As you begin to turn your attention to the next 25 years, have you given any thought to who will succeed you and continue to care for your clients’ financial lives? Wouldn’t it be rewarding if you could identify a younger version of you – hungry to learn, driven to succeed, who could take care of your clients the way you have? It’s possible and all it will take is for you to view that “younger you” the same way your first hiring manager viewed you – as a high potential asset, worth the investment (not an expense!) and who will deliver long-term results.
Filling a Leaky Bucket
According to a 2013 Cerulli research survey, Financial Advisor headcount will fall to 297,000 by the end of 2016 or nearly a 7% drop since 2011. Part of that decline is due to the aging advisor population and the lack of updated entry-level training programs. This poses an interesting dilemma for the independent broker-dealers (IBDs) and Registered Investment Advisors (RIAs) because they don’t have the resources, time or skills to identify and train new professionals. Frequently, they depend on “recently-trained” individuals and quickly find that they have to “untrain” them. In order to meet the demand for advisory professionals, IBDs and RIAs will need to search elsewhere for talent and that talent is now graduating from college. These new graduates are looking for someone to give them the same opportunity someone gave you. Yes, they are inexperienced and will not immediately generate revenue, but then again, did you when you first started out? What they can do is provide leverage by performing tasks that you should delegate, and through their contributions they learn the business. Additionally, the daily demands prohibit your efforts to attack the “someday list” of productive growth-oriented projects.

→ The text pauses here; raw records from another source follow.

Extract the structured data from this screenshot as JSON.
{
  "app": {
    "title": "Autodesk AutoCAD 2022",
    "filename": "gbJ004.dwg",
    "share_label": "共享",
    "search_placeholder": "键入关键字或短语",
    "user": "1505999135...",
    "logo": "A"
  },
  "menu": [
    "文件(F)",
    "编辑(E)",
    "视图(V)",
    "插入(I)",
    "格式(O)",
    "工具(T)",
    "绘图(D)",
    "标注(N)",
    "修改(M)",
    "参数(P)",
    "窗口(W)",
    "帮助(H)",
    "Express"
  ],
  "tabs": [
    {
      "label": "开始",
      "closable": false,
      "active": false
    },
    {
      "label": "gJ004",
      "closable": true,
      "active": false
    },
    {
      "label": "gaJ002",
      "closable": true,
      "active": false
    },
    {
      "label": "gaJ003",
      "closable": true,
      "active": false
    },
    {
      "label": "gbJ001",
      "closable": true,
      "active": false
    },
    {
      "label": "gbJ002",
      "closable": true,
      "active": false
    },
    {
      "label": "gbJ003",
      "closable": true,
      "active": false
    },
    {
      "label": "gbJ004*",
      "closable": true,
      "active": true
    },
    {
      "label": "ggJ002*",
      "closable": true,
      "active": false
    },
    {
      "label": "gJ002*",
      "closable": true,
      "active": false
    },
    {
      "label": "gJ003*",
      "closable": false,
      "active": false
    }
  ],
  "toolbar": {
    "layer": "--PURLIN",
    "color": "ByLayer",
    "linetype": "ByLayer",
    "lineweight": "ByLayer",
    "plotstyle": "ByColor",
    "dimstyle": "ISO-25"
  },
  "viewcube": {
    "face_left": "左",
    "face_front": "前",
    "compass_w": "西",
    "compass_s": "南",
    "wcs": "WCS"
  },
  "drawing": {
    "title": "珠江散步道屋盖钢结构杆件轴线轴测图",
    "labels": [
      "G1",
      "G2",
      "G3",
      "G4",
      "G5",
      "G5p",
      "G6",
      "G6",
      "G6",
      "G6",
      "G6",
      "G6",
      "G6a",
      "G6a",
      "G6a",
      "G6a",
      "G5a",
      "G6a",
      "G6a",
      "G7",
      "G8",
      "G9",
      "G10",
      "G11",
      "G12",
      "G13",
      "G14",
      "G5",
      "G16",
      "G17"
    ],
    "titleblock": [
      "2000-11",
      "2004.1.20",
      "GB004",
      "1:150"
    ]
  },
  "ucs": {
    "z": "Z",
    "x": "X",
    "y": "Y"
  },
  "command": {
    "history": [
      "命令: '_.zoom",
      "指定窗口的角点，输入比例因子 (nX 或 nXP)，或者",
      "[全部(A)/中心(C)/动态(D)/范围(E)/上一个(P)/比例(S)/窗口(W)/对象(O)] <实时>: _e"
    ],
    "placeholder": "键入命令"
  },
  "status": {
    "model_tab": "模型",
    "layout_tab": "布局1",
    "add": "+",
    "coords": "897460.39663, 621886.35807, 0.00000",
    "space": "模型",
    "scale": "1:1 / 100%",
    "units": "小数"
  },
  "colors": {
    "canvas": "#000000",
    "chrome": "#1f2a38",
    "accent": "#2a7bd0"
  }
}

Imagine if you had someone who could set-up and manage your social media campaigns or set-up targeted email lists and create engagement strategies with prospective clients. Those efforts might just be foreign to your way of thinking—but so very much in alignment with how their generation communicates and builds trust. These important activities will help improve your perception among younger clients while increasing your relevancy. And in the meantime, you will be training and investing in “the future you” – someone who could one day carryforward your hard-earned success. The rewards will not be immediate, but you will be building something greater than a successful business – a lasting legacy. Pay it forward.